I guess that can happen from being misinformed about pile driving. As a result, the first vertebrae had slipped down and the second vertebrae had slipped sideways.  I guess the doctor was more expressive when he looked at my parents and me, and said, “It’s a mess.”

I had broken my neck in what was termed, a hangman’s break, but I was still alive. Not moving, but still, very much alive. It was at this point, at this life changing fork in the road that I had some decisions to make.  Decisions that affected my destiny.

I was in Froedtert Hospital in Milwaukee. I was 5 miles from the hospital I was born in and was wondering what the chances were of being born and dying within that same proximity.

I was paralyzed from the neck down.

The doctor kept reminding me of how lucky I was. From my perspective, I didn’t feel as fortunate as he was describing.  The plan was quick and did not provide much time for reflection. They had to operate immediately.

The surgeon was a good man but had only done nine of these procedures in his lifetime to which he only had a 75% success rate. The plan was to take bone from my hip and graft it to the neck. Along with the graft, there would be titanium wire added for stability.

I was going under the knife for a 12-hour operation. I was 19 years old and it seemed as if my life was over. The hammer came down on the rock of my future and crushed to powder every dream, every expectation and every plan.

This was certainly not how I expected to begin my summer vacation, although I’d have lots to write about in September when the professors asked for an essay concerning my summer adventures.

The surgery went as well as one could have expected. It was a bright spot from which a new foundation could be built. Extensive morphine brought frightening visions and intensified thoughts.

A few days later they began weaning me off the morphine and the pain increased along with a greater sense of the hopelessness that was continuing to close in on me. The mental anguish was almost more than I could bear.

In the darkness of my thoughts, I knew I had a choice. I could give up and shut down, or I could fight. I began to praise and to sing – fighting my fears in another realm.

I was on a Stryker frame which is a hospital term for “a flat board.” They had screwed four pins into my skull with outer hooks attaching something resembling a halo. College life had caused me to lose the natural one I had, but I did think this was a bit of overkill. To the halo were attached 50 pounds of weights hanging on each side of me. The only thing I could move was also now completely still.

It would be days later before they would move me to a circle bed.

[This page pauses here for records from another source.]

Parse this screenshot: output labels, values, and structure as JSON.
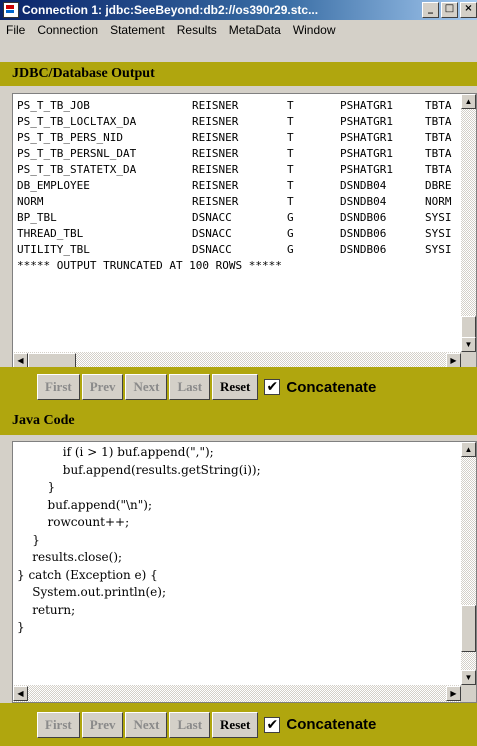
{
  "window": {
    "title": "Connection 1: jdbc:SeeBeyond:db2://os390r29.stc...",
    "minimize": "_",
    "maximize": "□",
    "close": "×"
  },
  "menu": [
    "File",
    "Connection",
    "Statement",
    "Results",
    "MetaData",
    "Window"
  ],
  "jdbc_output": {
    "heading": "JDBC/Database Output",
    "rows": [
      [
        "PS_T_TB_JOB",
        "REISNER",
        "T",
        "PSHATGR1",
        "TBTA"
      ],
      [
        "PS_T_TB_LOCLTAX_DA",
        "REISNER",
        "T",
        "PSHATGR1",
        "TBTA"
      ],
      [
        "PS_T_TB_PERS_NID",
        "REISNER",
        "T",
        "PSHATGR1",
        "TBTA"
      ],
      [
        "PS_T_TB_PERSNL_DAT",
        "REISNER",
        "T",
        "PSHATGR1",
        "TBTA"
      ],
      [
        "PS_T_TB_STATETX_DA",
        "REISNER",
        "T",
        "PSHATGR1",
        "TBTA"
      ],
      [
        "DB_EMPLOYEE",
        "REISNER",
        "T",
        "DSNDB04",
        "DBRE"
      ],
      [
        "NORM",
        "REISNER",
        "T",
        "DSNDB04",
        "NORM"
      ],
      [
        "BP_TBL",
        "DSNACC",
        "G",
        "DSNDB06",
        "SYSI"
      ],
      [
        "THREAD_TBL",
        "DSNACC",
        "G",
        "DSNDB06",
        "SYSI"
      ],
      [
        "UTILITY_TBL",
        "DSNACC",
        "G",
        "DSNDB06",
        "SYSI"
      ]
    ],
    "truncated_msg": "***** OUTPUT TRUNCATED AT 100 ROWS *****"
  },
  "buttons": {
    "first": "First",
    "prev": "Prev",
    "next": "Next",
    "last": "Last",
    "reset": "Reset",
    "concatenate": "Concatenate",
    "concatenate_checked": true
  },
  "java_code": {
    "heading": "Java Code",
    "lines": [
      "            if (i > 1) buf.append(\",\");",
      "            buf.append(results.getString(i));",
      "        }",
      "        buf.append(\"\\n\");",
      "        rowcount++;",
      "    }",
      "    results.close();",
      "} catch (Exception e) {",
      "    System.out.println(e);",
      "    return;",
      "}"
    ]
  },
  "icons": [
    "app-icon",
    "scroll-up-icon",
    "scroll-down-icon",
    "scroll-left-icon",
    "scroll-right-icon",
    "checkmark-icon"
  ]
}
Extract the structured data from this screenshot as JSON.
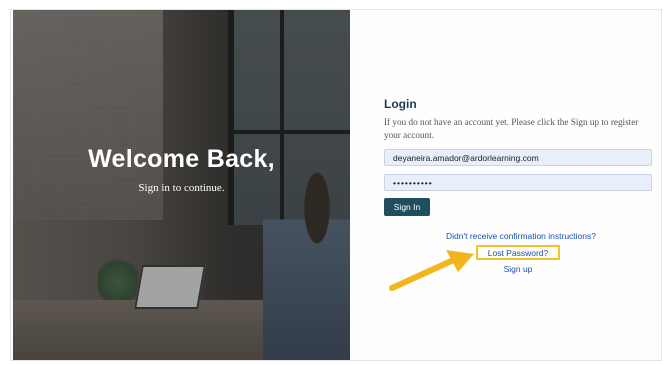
{
  "hero": {
    "title": "Welcome Back,",
    "subtitle": "Sign in to continue."
  },
  "login": {
    "title": "Login",
    "description": "If you do not have an account yet. Please click the Sign up to register your account.",
    "email_value": "deyaneira.amador@ardorlearning.com",
    "password_value": "••••••••••",
    "signin_label": "Sign In",
    "confirm_link": "Didn't receive confirmation instructions?",
    "lost_password_link": "Lost Password?",
    "signup_link": "Sign up"
  },
  "annotation": {
    "arrow_color": "#f2b51d",
    "highlight_color": "#f2c12e"
  },
  "colors": {
    "signin_button": "#1f4e5f",
    "link": "#1a4fb8",
    "title": "#1e3a57"
  }
}
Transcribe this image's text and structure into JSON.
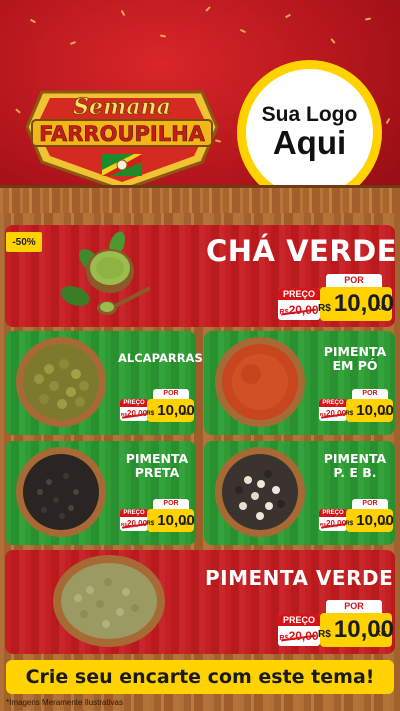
{
  "header": {
    "title_line1": "Semana",
    "title_line2": "FARROUPILHA",
    "logo_line1": "Sua Logo",
    "logo_line2": "Aqui"
  },
  "featured_top": {
    "badge": "-50%",
    "name": "CHÁ VERDE",
    "preco_label": "PREÇO",
    "old_currency": "R$",
    "old_price": "20,00",
    "por_label": "POR",
    "currency": "R$",
    "price": "10,00",
    "unit": "KG"
  },
  "products": [
    {
      "name_line1": "ALCAPARRAS",
      "name_line2": "",
      "preco_label": "PREÇO",
      "old_currency": "R$",
      "old_price": "20,00",
      "por_label": "POR",
      "currency": "R$",
      "price": "10,00",
      "unit": "KG"
    },
    {
      "name_line1": "PIMENTA",
      "name_line2": "EM PÓ",
      "preco_label": "PREÇO",
      "old_currency": "R$",
      "old_price": "20,00",
      "por_label": "POR",
      "currency": "R$",
      "price": "10,00",
      "unit": "KG"
    },
    {
      "name_line1": "PIMENTA",
      "name_line2": "PRETA",
      "preco_label": "PREÇO",
      "old_currency": "R$",
      "old_price": "20,00",
      "por_label": "POR",
      "currency": "R$",
      "price": "10,00",
      "unit": "KG"
    },
    {
      "name_line1": "PIMENTA",
      "name_line2": "P. E B.",
      "preco_label": "PREÇO",
      "old_currency": "R$",
      "old_price": "20,00",
      "por_label": "POR",
      "currency": "R$",
      "price": "10,00",
      "unit": "KG"
    }
  ],
  "featured_bottom": {
    "name": "PIMENTA VERDE",
    "preco_label": "PREÇO",
    "old_currency": "R$",
    "old_price": "20,00",
    "por_label": "POR",
    "currency": "R$",
    "price": "10,00",
    "unit": "KG"
  },
  "banner": {
    "text": "Crie seu encarte com este tema!"
  },
  "footnote": "*Imagens Meramente Ilustrativas",
  "colors": {
    "red": "#c41f22",
    "green": "#2f9b35",
    "yellow": "#ffd200",
    "wood": "#a9652e"
  }
}
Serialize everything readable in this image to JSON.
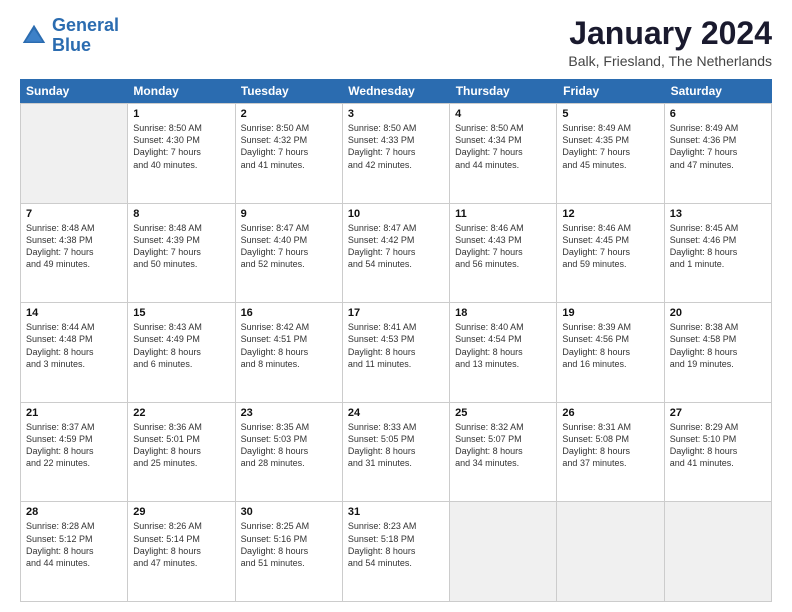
{
  "logo": {
    "line1": "General",
    "line2": "Blue"
  },
  "title": "January 2024",
  "location": "Balk, Friesland, The Netherlands",
  "days_of_week": [
    "Sunday",
    "Monday",
    "Tuesday",
    "Wednesday",
    "Thursday",
    "Friday",
    "Saturday"
  ],
  "weeks": [
    [
      {
        "day": "",
        "sunrise": "",
        "sunset": "",
        "daylight": "",
        "empty": true
      },
      {
        "day": "1",
        "sunrise": "Sunrise: 8:50 AM",
        "sunset": "Sunset: 4:30 PM",
        "daylight": "Daylight: 7 hours and 40 minutes."
      },
      {
        "day": "2",
        "sunrise": "Sunrise: 8:50 AM",
        "sunset": "Sunset: 4:32 PM",
        "daylight": "Daylight: 7 hours and 41 minutes."
      },
      {
        "day": "3",
        "sunrise": "Sunrise: 8:50 AM",
        "sunset": "Sunset: 4:33 PM",
        "daylight": "Daylight: 7 hours and 42 minutes."
      },
      {
        "day": "4",
        "sunrise": "Sunrise: 8:50 AM",
        "sunset": "Sunset: 4:34 PM",
        "daylight": "Daylight: 7 hours and 44 minutes."
      },
      {
        "day": "5",
        "sunrise": "Sunrise: 8:49 AM",
        "sunset": "Sunset: 4:35 PM",
        "daylight": "Daylight: 7 hours and 45 minutes."
      },
      {
        "day": "6",
        "sunrise": "Sunrise: 8:49 AM",
        "sunset": "Sunset: 4:36 PM",
        "daylight": "Daylight: 7 hours and 47 minutes."
      }
    ],
    [
      {
        "day": "7",
        "sunrise": "Sunrise: 8:48 AM",
        "sunset": "Sunset: 4:38 PM",
        "daylight": "Daylight: 7 hours and 49 minutes."
      },
      {
        "day": "8",
        "sunrise": "Sunrise: 8:48 AM",
        "sunset": "Sunset: 4:39 PM",
        "daylight": "Daylight: 7 hours and 50 minutes."
      },
      {
        "day": "9",
        "sunrise": "Sunrise: 8:47 AM",
        "sunset": "Sunset: 4:40 PM",
        "daylight": "Daylight: 7 hours and 52 minutes."
      },
      {
        "day": "10",
        "sunrise": "Sunrise: 8:47 AM",
        "sunset": "Sunset: 4:42 PM",
        "daylight": "Daylight: 7 hours and 54 minutes."
      },
      {
        "day": "11",
        "sunrise": "Sunrise: 8:46 AM",
        "sunset": "Sunset: 4:43 PM",
        "daylight": "Daylight: 7 hours and 56 minutes."
      },
      {
        "day": "12",
        "sunrise": "Sunrise: 8:46 AM",
        "sunset": "Sunset: 4:45 PM",
        "daylight": "Daylight: 7 hours and 59 minutes."
      },
      {
        "day": "13",
        "sunrise": "Sunrise: 8:45 AM",
        "sunset": "Sunset: 4:46 PM",
        "daylight": "Daylight: 8 hours and 1 minute."
      }
    ],
    [
      {
        "day": "14",
        "sunrise": "Sunrise: 8:44 AM",
        "sunset": "Sunset: 4:48 PM",
        "daylight": "Daylight: 8 hours and 3 minutes."
      },
      {
        "day": "15",
        "sunrise": "Sunrise: 8:43 AM",
        "sunset": "Sunset: 4:49 PM",
        "daylight": "Daylight: 8 hours and 6 minutes."
      },
      {
        "day": "16",
        "sunrise": "Sunrise: 8:42 AM",
        "sunset": "Sunset: 4:51 PM",
        "daylight": "Daylight: 8 hours and 8 minutes."
      },
      {
        "day": "17",
        "sunrise": "Sunrise: 8:41 AM",
        "sunset": "Sunset: 4:53 PM",
        "daylight": "Daylight: 8 hours and 11 minutes."
      },
      {
        "day": "18",
        "sunrise": "Sunrise: 8:40 AM",
        "sunset": "Sunset: 4:54 PM",
        "daylight": "Daylight: 8 hours and 13 minutes."
      },
      {
        "day": "19",
        "sunrise": "Sunrise: 8:39 AM",
        "sunset": "Sunset: 4:56 PM",
        "daylight": "Daylight: 8 hours and 16 minutes."
      },
      {
        "day": "20",
        "sunrise": "Sunrise: 8:38 AM",
        "sunset": "Sunset: 4:58 PM",
        "daylight": "Daylight: 8 hours and 19 minutes."
      }
    ],
    [
      {
        "day": "21",
        "sunrise": "Sunrise: 8:37 AM",
        "sunset": "Sunset: 4:59 PM",
        "daylight": "Daylight: 8 hours and 22 minutes."
      },
      {
        "day": "22",
        "sunrise": "Sunrise: 8:36 AM",
        "sunset": "Sunset: 5:01 PM",
        "daylight": "Daylight: 8 hours and 25 minutes."
      },
      {
        "day": "23",
        "sunrise": "Sunrise: 8:35 AM",
        "sunset": "Sunset: 5:03 PM",
        "daylight": "Daylight: 8 hours and 28 minutes."
      },
      {
        "day": "24",
        "sunrise": "Sunrise: 8:33 AM",
        "sunset": "Sunset: 5:05 PM",
        "daylight": "Daylight: 8 hours and 31 minutes."
      },
      {
        "day": "25",
        "sunrise": "Sunrise: 8:32 AM",
        "sunset": "Sunset: 5:07 PM",
        "daylight": "Daylight: 8 hours and 34 minutes."
      },
      {
        "day": "26",
        "sunrise": "Sunrise: 8:31 AM",
        "sunset": "Sunset: 5:08 PM",
        "daylight": "Daylight: 8 hours and 37 minutes."
      },
      {
        "day": "27",
        "sunrise": "Sunrise: 8:29 AM",
        "sunset": "Sunset: 5:10 PM",
        "daylight": "Daylight: 8 hours and 41 minutes."
      }
    ],
    [
      {
        "day": "28",
        "sunrise": "Sunrise: 8:28 AM",
        "sunset": "Sunset: 5:12 PM",
        "daylight": "Daylight: 8 hours and 44 minutes."
      },
      {
        "day": "29",
        "sunrise": "Sunrise: 8:26 AM",
        "sunset": "Sunset: 5:14 PM",
        "daylight": "Daylight: 8 hours and 47 minutes."
      },
      {
        "day": "30",
        "sunrise": "Sunrise: 8:25 AM",
        "sunset": "Sunset: 5:16 PM",
        "daylight": "Daylight: 8 hours and 51 minutes."
      },
      {
        "day": "31",
        "sunrise": "Sunrise: 8:23 AM",
        "sunset": "Sunset: 5:18 PM",
        "daylight": "Daylight: 8 hours and 54 minutes."
      },
      {
        "day": "",
        "sunrise": "",
        "sunset": "",
        "daylight": "",
        "empty": true
      },
      {
        "day": "",
        "sunrise": "",
        "sunset": "",
        "daylight": "",
        "empty": true
      },
      {
        "day": "",
        "sunrise": "",
        "sunset": "",
        "daylight": "",
        "empty": true
      }
    ]
  ]
}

This was a contraption that allowed the medical staff to move me from resting on my back, to resting on my stomach so the incision could be cleaned and inspected.

It was a stretcher that moved inside of two giant metal oversized hoops and looked like an amusement ride at a sadistic carnival. I wasn’t amused, and I didn’t enjoy the ride.

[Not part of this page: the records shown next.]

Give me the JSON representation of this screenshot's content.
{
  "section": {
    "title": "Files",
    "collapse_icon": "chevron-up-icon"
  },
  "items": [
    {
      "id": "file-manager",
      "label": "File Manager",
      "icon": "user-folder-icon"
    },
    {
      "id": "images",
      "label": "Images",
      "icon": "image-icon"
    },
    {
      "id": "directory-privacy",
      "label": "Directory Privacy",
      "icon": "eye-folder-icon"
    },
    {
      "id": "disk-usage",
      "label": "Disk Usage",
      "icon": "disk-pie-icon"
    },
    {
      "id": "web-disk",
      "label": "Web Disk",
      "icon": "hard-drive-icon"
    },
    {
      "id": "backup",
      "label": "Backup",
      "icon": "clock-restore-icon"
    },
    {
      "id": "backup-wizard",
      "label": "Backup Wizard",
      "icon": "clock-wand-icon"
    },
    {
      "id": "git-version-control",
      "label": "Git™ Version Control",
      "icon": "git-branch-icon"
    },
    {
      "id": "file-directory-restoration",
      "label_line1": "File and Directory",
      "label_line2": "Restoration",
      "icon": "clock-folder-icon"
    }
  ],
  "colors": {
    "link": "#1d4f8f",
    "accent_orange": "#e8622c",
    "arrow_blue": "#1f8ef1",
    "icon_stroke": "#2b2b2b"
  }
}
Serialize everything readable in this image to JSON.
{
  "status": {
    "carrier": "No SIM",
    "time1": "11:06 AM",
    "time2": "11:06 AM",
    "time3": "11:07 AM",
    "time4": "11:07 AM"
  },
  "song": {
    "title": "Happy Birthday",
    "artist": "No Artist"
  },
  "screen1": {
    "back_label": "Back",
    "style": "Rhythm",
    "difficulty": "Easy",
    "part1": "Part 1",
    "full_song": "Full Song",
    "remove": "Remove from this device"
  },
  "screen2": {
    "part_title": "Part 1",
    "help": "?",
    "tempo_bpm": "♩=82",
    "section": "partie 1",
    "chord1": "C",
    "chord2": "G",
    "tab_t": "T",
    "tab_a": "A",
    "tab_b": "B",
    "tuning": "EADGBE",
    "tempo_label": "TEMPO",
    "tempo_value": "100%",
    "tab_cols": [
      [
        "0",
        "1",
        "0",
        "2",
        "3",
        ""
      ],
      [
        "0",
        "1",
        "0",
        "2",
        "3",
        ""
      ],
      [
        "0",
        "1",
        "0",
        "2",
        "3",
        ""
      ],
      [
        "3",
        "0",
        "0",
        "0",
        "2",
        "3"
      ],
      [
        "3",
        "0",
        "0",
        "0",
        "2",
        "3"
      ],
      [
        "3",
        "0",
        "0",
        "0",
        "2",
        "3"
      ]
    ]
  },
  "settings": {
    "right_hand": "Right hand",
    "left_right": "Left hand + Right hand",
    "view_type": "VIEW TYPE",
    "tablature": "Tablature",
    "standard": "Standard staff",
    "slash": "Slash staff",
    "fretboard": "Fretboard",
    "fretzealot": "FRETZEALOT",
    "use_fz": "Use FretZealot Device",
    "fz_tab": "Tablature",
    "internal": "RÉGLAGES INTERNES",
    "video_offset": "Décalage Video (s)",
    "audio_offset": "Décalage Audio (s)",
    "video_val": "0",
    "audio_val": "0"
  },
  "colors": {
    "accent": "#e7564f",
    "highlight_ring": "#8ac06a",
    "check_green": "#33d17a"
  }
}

It was the third week into this ordeal, I had a life-changing encounter. Something to this day, doctors are calling, “unexplainable.” I can only deduce that I became a walking miracle.

I graduated from the University of Wisconsin with a degree in journalism and coaching, played basketball by the time I was a senior, got drafted to play in Australia and went on to a successful coaching career.

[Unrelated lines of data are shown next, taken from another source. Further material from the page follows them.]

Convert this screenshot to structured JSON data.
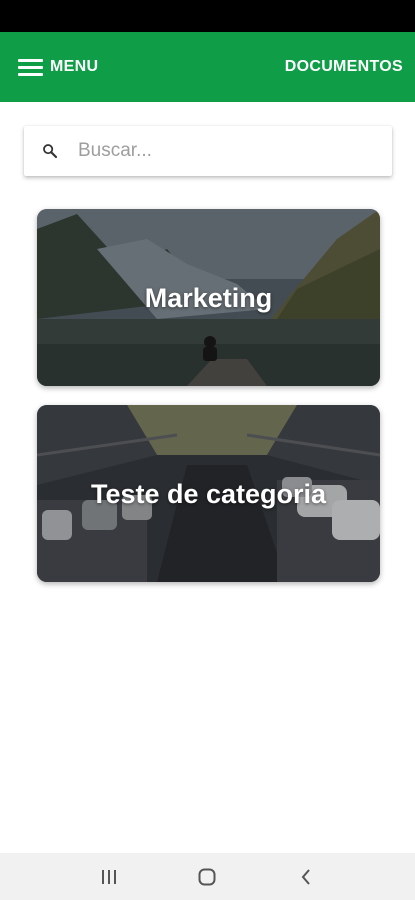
{
  "app_bar": {
    "menu_label": "MENU",
    "documents_label": "DOCUMENTOS",
    "color": "#0f9d48"
  },
  "search": {
    "placeholder": "Buscar..."
  },
  "categories": [
    {
      "title": "Marketing",
      "image": "mountain-lake-photo"
    },
    {
      "title": "Teste de categoria",
      "image": "parking-garage-photo"
    }
  ],
  "nav_bar": {
    "icons": [
      "recent-apps-icon",
      "home-icon",
      "back-icon"
    ]
  }
}
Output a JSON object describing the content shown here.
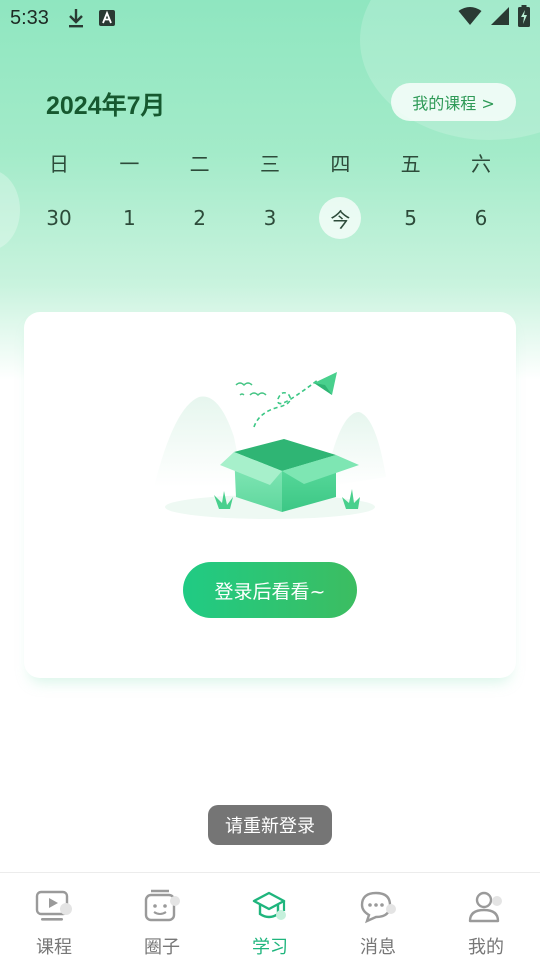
{
  "status_bar": {
    "time": "5:33",
    "icons": [
      "download-icon",
      "a-notification-icon",
      "wifi-icon",
      "cell-signal-icon",
      "battery-charging-icon"
    ]
  },
  "calendar": {
    "month_title": "2024年7月",
    "my_courses_label": "我的课程 >",
    "weekdays": [
      "日",
      "一",
      "二",
      "三",
      "四",
      "五",
      "六"
    ],
    "dates": [
      "30",
      "1",
      "2",
      "3",
      "今",
      "5",
      "6"
    ],
    "today_index": 4
  },
  "empty_card": {
    "illustration": "empty-box-illustration",
    "login_button_label": "登录后看看~"
  },
  "toast": {
    "message": "请重新登录"
  },
  "bottom_nav": {
    "items": [
      {
        "label": "课程",
        "icon": "video-course-icon"
      },
      {
        "label": "圈子",
        "icon": "circle-face-icon"
      },
      {
        "label": "学习",
        "icon": "graduation-cap-icon"
      },
      {
        "label": "消息",
        "icon": "chat-bubble-icon"
      },
      {
        "label": "我的",
        "icon": "user-icon"
      }
    ],
    "active_index": 2
  },
  "colors": {
    "accent": "#1fb57d",
    "title_green": "#16582f",
    "inactive_nav": "#777777"
  }
}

But the most incredible turn throughout all of this was my getting a degree in education and doing the best I could to remember the promise I’d made at 19 years of age. I believe there are just some things in life you can’t afford to forget.

I’ve lived a good life, having five children and five grandchildren. I ran 33 5Ks three years ago, so, yeah, I think I am doing OK for someone who was scripted to be a quadriplegic. And so is the fusion in my neck. I could have probably somewhere along the line given up, went on SSI, used excuses, used a lot of drugs, but if I have 40 more years to live, give or take a day, I simply have too much to do and dare me… I will do it.

The dentinal changes were presented to me at an early age and I had choices to throw in the towel or to find a way to continue toward my purposes in life.  I learned firsthand how disasters can diminish. I also learned that choices during and after the fall can build greatness, integrity, character and can broaden a horizon.

The sky keeps getting bigger and deeper each year.